1. The Definition: The "Motorway" of Heat

A thermal bridge is any point in your house's shell where the insulation... is interrupted. At this point there is usually a material with very high thermal conductivity (i.e. it transfers heat very easily) connecting the inside of the house with the outside environment.

In Greek houses, the number one culprit is reinforced concrete. Concrete is an excellent heat conductor. When the builder places insulation (e.g. DOW) only between the bricks and leaves the columns and beams "bare", they have just created a huge thermal motorway.

The heat from your radiator is... smart. It works like water: it always seeks the easiest route to escape. Instead of fighting through the insulated wall, it "runs" towards the bare concrete column and exits immediately!
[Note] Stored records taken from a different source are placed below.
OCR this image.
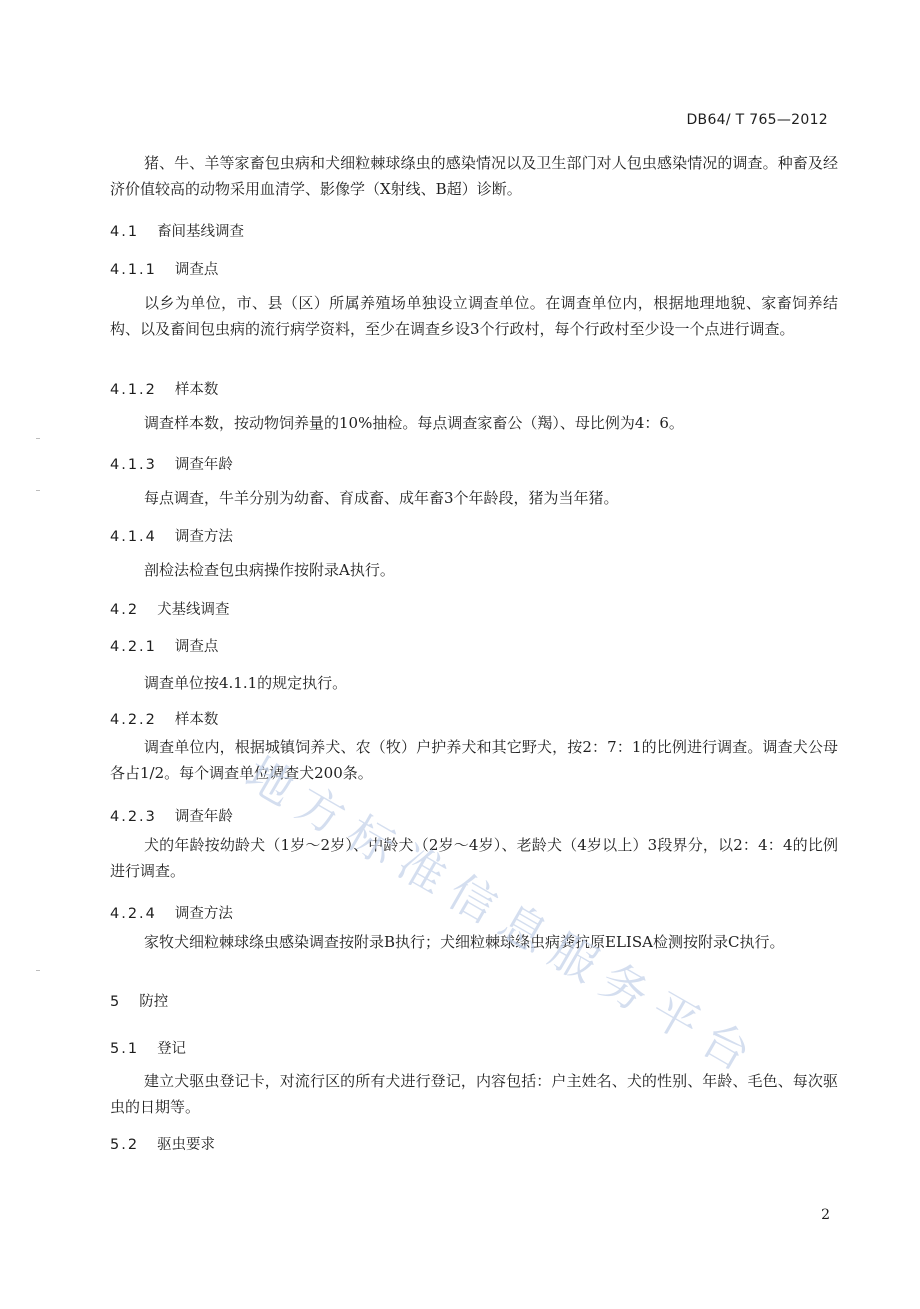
DB64/ T 765—2012

猪、牛、羊等家畜包虫病和犬细粒棘球绦虫的感染情况以及卫生部门对人包虫感染情况的调查。种畜及经济价值较高的动物采用血清学、影像学（X射线、B超）诊断。

4.1 畜间基线调查
4.1.1 调查点

以乡为单位，市、县（区）所属养殖场单独设立调查单位。在调查单位内，根据地理地貌、家畜饲养结构、以及畜间包虫病的流行病学资料，至少在调查乡设3个行政村，每个行政村至少设一个点进行调查。

4.1.2 样本数

调查样本数，按动物饲养量的10%抽检。每点调查家畜公（羯）、母比例为4：6。

4.1.3 调查年龄

每点调查，牛羊分别为幼畜、育成畜、成年畜3个年龄段，猪为当年猪。

4.1.4 调查方法

剖检法检查包虫病操作按附录A执行。

4.2 犬基线调查
4.2.1 调查点

调查单位按4.1.1的规定执行。

4.2.2 样本数

调查单位内，根据城镇饲养犬、农（牧）户护养犬和其它野犬，按2：7：1的比例进行调查。调查犬公母各占1/2。每个调查单位调查犬200条。

4.2.3 调查年龄

犬的年龄按幼龄犬（1岁～2岁）、中龄犬（2岁～4岁）、老龄犬（4岁以上）3段界分，以2：4：4的比例进行调查。

4.2.4 调查方法

家牧犬细粒棘球绦虫感染调查按附录B执行；犬细粒棘球绦虫病粪抗原ELISA检测按附录C执行。

5 防控
5.1 登记

建立犬驱虫登记卡，对流行区的所有犬进行登记，内容包括：户主姓名、犬的性别、年龄、毛色、每次驱虫的日期等。

5.2 驱虫要求
地
方
标
准
信
息
服
务
平
台
2
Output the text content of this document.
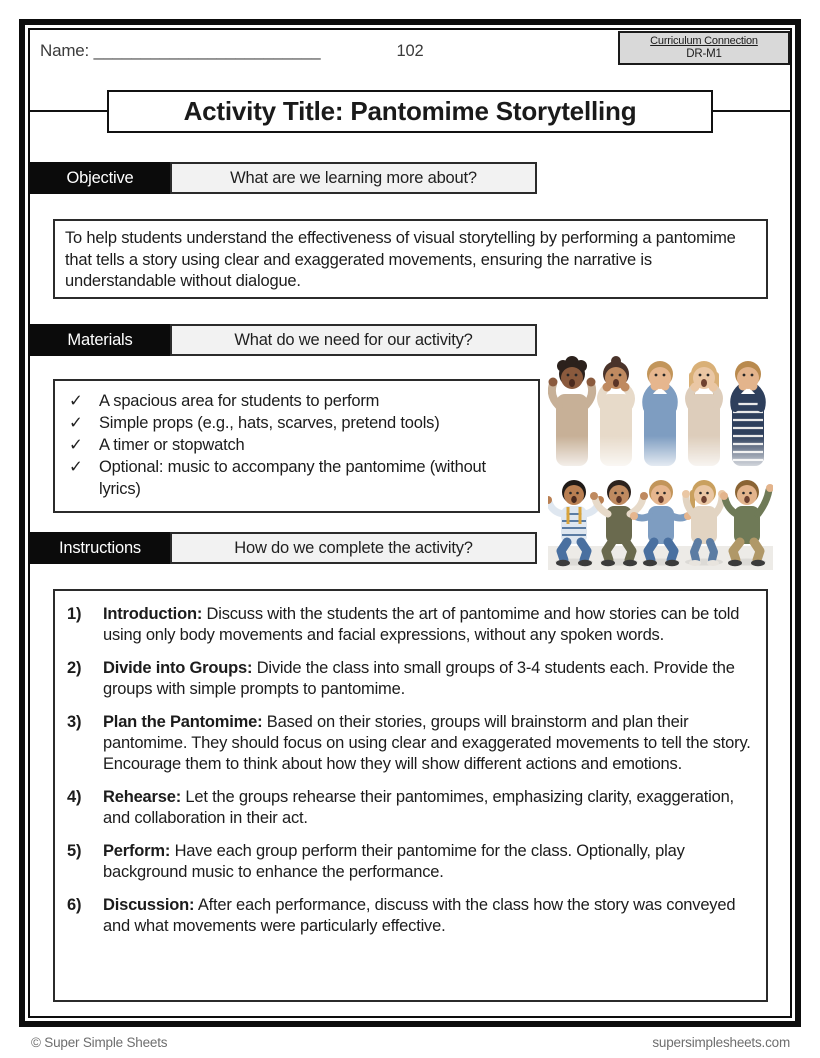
Name: ________________________	102
Curriculum Connection
DR-M1
Activity Title: Pantomime Storytelling
Objective	What are we learning more about?
To help students understand the effectiveness of visual storytelling by performing a pantomime that tells a story using clear and exaggerated movements, ensuring the narrative is understandable without dialogue.
Materials	What do we need for our activity?
✓ A spacious area for students to perform
✓ Simple props (e.g., hats, scarves, pretend tools)
✓ A timer or stopwatch
✓ Optional: music to accompany the pantomime (without lyrics)
Instructions	How do we complete the activity?
1)	Introduction: Discuss with the students the art of pantomime and how stories can be told using only body movements and facial expressions, without any spoken words.
2)	Divide into Groups: Divide the class into small groups of 3-4 students each. Provide the groups with simple prompts to pantomime.
3)	Plan the Pantomime: Based on their stories, groups will brainstorm and plan their pantomime. They should focus on using clear and exaggerated movements to tell the story. Encourage them to think about how they will show different actions and emotions.
4)	Rehearse: Let the groups rehearse their pantomimes, emphasizing clarity, exaggeration, and collaboration in their act.
5)	Perform: Have each group perform their pantomime for the class. Optionally, play background music to enhance the performance.
6)	Discussion: After each performance, discuss with the class how the story was conveyed and what movements were particularly effective.
© Super Simple Sheets	supersimplesheets.com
Thermal bridge - heat motorway through concrete

2. The Double Cost of Thermal Bridges

A thermal bridge hits you mercilessly on two fronts:

Double cost of thermal bridge - energy and mould

💰 Cost to the Wallet (Energy)

In an old, conventionally insulated house (where only the bricks have been insulated), bare columns and beams represent just 20% of the surface. Yet from this 20%, 30% to 40% of your total heat can escape! You pay for oil to heat the neighbourhood's air.

🦠 Cost to Health (Mould)

Remember the "Dew Point" we analysed in a previous article? Because the bare concrete column is freezing in winter (since it communicates directly with the cold outside air), its interior surface inside your living room is freezing. When the warm, humid air of the house touches it, it "sweats". That is why mould almost always appears in the high corners (on the beams) and around the columns!

3. The 10x10 Experiment: The Thermal Camera Reveals

Thermal camera - thermal bridges in the 10x10 house

Let us take our house and fire up a Thermal Camera (Infrared Camera) on a cold winter night. We stand outside on the street and look at the facade.

❌ Scenario A: Insulation only in the bricks (1990s construction)

On the thermal camera screen, the brick walls appear dark blue (they are cold on the outside, so they keep the heat inside). However, the 4 corner columns and the horizontal beams "light up" with an intense, bright red/yellow colour! The house is "bleeding" energy from its structural elements. An open zipper.

✅ Scenario B: House without thermal bridges

We have "dressed" the entire house externally (both bricks and columns) with a continuous layer of insulation. On the thermal camera, the entire house appears uniformly dark blue. No leakage. The zipper is closed.

4. The Final Conclusion

Insulating a house while leaving thermal bridges is like trying to carry water in a leaky bucket. Quality energy upgrading is not judged only by the thickness of the material, but by how perfectly and without interruption that material "hugs" every centimetre of your building.